A CIC bioGUNE team discovers a new strategy to treat alcohol-induced liver damage based on RNA therapeutics
The team led by Dr Malu Martínez Chantar, from CIC bioGUNE, has identified a new therapeutic target to treat alcohol-associated liver disease, based on the modulation of the magnesium transporter CNNM4.
The study, published in Hepatology and selected cover of this journal, proposes an innovative strategy with RNA interference to reduce cell damage and improve liver function.
This breakthrough offers new hope for one of the main causes of liver transplantation worldwide.
An international research team led by Dr. Malu Martínez-Chantar, head of the Liver Diseases Laboratory at CIC bioGUNE, member of BRTA, and researcher at CIBERehd, has identified a new therapeutic target that could revolutionise the treatment of alcohol-induced liver damage.
The study, of international scope, has been published in the prestigious journal Hepatology and selected as the cover of the journal. With Dr. Irene González Recio as first author, it highlights an innovative approach based on the magnesium transporter CNNM4, which plays a key role in the development of this disease.

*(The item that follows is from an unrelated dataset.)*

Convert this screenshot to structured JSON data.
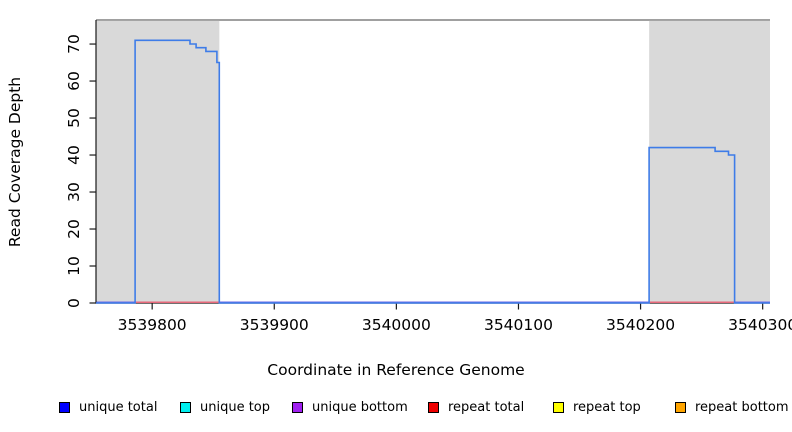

Alcohol-related liver damage is one of the leading causes of liver disease-related mortality worldwide. In Europe, it accounts for up to 80% of severe cases of liver disease and is one of the main reasons for liver transplantation in Western countries.
Magnesium is an essential cation for liver function; however, its deficiency is common in patients with alcohol-induced liver damage and is associated with more aggressive disease progression. The research reveals that the magnesium transporter CNNM4 is directly involved in the cation imbalance observed in patients and experimental models.

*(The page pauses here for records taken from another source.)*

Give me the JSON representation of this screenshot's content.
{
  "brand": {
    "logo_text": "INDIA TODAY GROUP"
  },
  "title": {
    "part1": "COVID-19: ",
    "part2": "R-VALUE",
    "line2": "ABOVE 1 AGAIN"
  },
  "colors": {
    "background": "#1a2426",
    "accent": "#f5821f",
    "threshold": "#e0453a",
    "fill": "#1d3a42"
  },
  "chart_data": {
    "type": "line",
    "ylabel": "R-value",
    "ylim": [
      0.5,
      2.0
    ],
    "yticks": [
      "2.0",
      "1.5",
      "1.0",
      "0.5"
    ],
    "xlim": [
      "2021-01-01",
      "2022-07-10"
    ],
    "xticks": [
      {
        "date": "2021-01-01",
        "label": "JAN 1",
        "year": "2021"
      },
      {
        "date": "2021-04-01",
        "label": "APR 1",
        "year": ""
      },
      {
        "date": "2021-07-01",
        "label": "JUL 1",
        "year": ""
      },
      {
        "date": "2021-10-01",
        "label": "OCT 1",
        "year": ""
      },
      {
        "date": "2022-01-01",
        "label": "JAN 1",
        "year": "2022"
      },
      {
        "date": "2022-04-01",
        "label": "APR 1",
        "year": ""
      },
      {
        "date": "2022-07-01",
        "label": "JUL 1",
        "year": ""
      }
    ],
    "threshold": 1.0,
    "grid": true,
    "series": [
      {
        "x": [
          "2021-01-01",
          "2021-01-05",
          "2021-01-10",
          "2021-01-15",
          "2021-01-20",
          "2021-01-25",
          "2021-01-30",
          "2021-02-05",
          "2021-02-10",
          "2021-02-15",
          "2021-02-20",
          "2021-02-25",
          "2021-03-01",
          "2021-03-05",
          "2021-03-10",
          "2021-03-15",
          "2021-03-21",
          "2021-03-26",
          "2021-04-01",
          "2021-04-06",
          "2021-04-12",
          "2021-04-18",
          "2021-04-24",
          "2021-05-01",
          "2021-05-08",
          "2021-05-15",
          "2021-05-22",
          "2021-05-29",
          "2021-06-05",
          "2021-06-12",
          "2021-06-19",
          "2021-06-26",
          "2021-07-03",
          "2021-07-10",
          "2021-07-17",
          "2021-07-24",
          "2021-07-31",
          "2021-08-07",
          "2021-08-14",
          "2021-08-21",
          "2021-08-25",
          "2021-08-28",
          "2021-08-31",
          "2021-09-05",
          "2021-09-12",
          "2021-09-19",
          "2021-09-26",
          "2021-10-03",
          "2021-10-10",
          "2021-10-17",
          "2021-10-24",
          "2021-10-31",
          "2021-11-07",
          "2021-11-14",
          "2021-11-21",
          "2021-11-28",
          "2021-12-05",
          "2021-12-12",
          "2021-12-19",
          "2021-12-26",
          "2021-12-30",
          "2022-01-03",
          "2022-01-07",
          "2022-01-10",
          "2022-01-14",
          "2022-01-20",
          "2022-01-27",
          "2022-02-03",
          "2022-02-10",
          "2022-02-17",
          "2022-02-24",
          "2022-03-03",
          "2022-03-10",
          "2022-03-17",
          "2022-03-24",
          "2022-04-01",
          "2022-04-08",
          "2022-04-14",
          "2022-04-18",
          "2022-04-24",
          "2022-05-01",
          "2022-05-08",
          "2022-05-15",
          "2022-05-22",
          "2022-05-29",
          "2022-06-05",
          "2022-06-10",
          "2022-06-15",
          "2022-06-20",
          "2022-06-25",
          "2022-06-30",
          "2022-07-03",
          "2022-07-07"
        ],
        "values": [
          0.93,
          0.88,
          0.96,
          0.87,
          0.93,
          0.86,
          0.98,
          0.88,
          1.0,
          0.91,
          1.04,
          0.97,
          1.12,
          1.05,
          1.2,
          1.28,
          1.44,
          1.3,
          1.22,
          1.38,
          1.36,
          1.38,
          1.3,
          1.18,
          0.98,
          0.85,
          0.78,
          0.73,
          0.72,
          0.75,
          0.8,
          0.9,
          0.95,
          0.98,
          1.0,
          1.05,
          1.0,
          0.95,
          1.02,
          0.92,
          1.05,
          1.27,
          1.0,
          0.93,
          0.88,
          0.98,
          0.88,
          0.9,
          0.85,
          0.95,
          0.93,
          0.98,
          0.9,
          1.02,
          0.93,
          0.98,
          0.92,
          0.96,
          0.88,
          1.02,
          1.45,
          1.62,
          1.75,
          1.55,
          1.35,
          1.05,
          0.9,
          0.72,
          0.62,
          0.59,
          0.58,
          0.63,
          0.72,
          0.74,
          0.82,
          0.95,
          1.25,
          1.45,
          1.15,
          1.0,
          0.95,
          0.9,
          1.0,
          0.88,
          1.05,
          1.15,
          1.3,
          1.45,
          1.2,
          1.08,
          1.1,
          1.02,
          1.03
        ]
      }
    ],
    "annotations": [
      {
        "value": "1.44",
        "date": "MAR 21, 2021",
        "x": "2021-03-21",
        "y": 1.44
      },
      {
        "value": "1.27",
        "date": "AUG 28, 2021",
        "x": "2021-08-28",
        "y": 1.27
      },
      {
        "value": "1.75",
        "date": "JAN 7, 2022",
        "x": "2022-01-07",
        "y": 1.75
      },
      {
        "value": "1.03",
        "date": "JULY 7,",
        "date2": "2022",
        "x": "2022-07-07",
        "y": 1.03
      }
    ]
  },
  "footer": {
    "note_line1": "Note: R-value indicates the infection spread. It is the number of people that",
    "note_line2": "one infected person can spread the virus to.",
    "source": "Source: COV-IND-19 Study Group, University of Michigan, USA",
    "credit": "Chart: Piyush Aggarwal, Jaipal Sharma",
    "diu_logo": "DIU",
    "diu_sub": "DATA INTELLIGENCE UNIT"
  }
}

The researchers demonstrated that overexpression of CNNM4 leads to magnesium imbalances that aggravate cell damage by affecting mitochondria and the system responsible for managing stress within liver cells. These alterations are key to understanding disease progression.
In addition, the study presents a pioneering approach using RNA molecules specifically designed to reduce CNNM4 activity in the liver. This technique, applied in experimental models, restored cell function, reduced liver damage and improved levels of SAMe, a compound essential for the repair of alcohol-damaged proteins.

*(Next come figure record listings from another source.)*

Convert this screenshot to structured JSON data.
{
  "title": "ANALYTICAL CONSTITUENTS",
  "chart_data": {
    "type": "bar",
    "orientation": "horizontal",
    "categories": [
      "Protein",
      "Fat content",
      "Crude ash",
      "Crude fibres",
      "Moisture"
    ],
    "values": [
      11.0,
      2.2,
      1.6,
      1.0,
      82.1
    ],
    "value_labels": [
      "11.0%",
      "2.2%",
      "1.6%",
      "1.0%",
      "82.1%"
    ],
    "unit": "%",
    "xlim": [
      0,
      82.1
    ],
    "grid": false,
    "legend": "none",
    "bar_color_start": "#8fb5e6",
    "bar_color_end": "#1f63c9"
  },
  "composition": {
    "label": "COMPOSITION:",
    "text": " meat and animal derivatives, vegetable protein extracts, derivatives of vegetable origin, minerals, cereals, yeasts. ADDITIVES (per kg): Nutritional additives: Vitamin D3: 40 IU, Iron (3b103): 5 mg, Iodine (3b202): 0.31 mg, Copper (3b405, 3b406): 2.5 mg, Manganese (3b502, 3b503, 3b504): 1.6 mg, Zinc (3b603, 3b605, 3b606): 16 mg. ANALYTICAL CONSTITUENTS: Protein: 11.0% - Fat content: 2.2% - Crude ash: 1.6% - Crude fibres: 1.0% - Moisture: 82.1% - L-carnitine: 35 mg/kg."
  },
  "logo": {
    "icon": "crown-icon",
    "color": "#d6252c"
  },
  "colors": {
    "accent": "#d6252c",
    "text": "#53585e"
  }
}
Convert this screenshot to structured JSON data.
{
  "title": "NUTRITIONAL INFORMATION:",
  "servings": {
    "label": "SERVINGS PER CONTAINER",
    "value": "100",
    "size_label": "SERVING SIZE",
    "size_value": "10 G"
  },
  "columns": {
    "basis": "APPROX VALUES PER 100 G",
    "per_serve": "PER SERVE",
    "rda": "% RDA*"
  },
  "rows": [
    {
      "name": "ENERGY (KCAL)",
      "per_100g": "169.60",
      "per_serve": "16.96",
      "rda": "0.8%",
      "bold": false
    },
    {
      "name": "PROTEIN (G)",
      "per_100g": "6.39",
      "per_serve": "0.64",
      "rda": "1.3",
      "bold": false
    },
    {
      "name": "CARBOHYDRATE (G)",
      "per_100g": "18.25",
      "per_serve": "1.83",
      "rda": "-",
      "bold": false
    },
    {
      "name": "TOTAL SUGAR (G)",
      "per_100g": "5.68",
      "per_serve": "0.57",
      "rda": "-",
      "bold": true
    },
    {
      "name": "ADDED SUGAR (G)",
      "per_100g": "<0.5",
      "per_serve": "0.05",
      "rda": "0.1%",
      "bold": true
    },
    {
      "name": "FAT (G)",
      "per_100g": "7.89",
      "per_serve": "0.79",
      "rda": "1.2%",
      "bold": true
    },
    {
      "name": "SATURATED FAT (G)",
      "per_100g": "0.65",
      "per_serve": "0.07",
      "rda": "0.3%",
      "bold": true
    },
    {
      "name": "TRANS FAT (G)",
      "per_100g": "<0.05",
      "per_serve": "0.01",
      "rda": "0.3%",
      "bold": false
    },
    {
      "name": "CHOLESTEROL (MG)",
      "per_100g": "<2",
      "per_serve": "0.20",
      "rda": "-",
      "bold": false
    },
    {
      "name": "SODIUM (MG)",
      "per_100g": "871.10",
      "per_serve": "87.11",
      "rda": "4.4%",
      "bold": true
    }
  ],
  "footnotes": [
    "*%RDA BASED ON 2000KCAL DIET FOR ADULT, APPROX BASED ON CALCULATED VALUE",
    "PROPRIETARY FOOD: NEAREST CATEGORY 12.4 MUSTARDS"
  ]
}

‘Our finding opens a completely new avenue for the treatment of alcohol-induced liver damage, providing a specific strategy based on RNA technology targeting the liver,’ say Dr Martínez Chantar and Dr Gonzalez Recio.
Alcohol-induced liver damage spans several stages, from fat accumulation in the liver to severe alcoholic hepatitis, cirrhosis and even liver cancer. This discovery paves the way for new therapies that could significantly improve patients’ quality of life.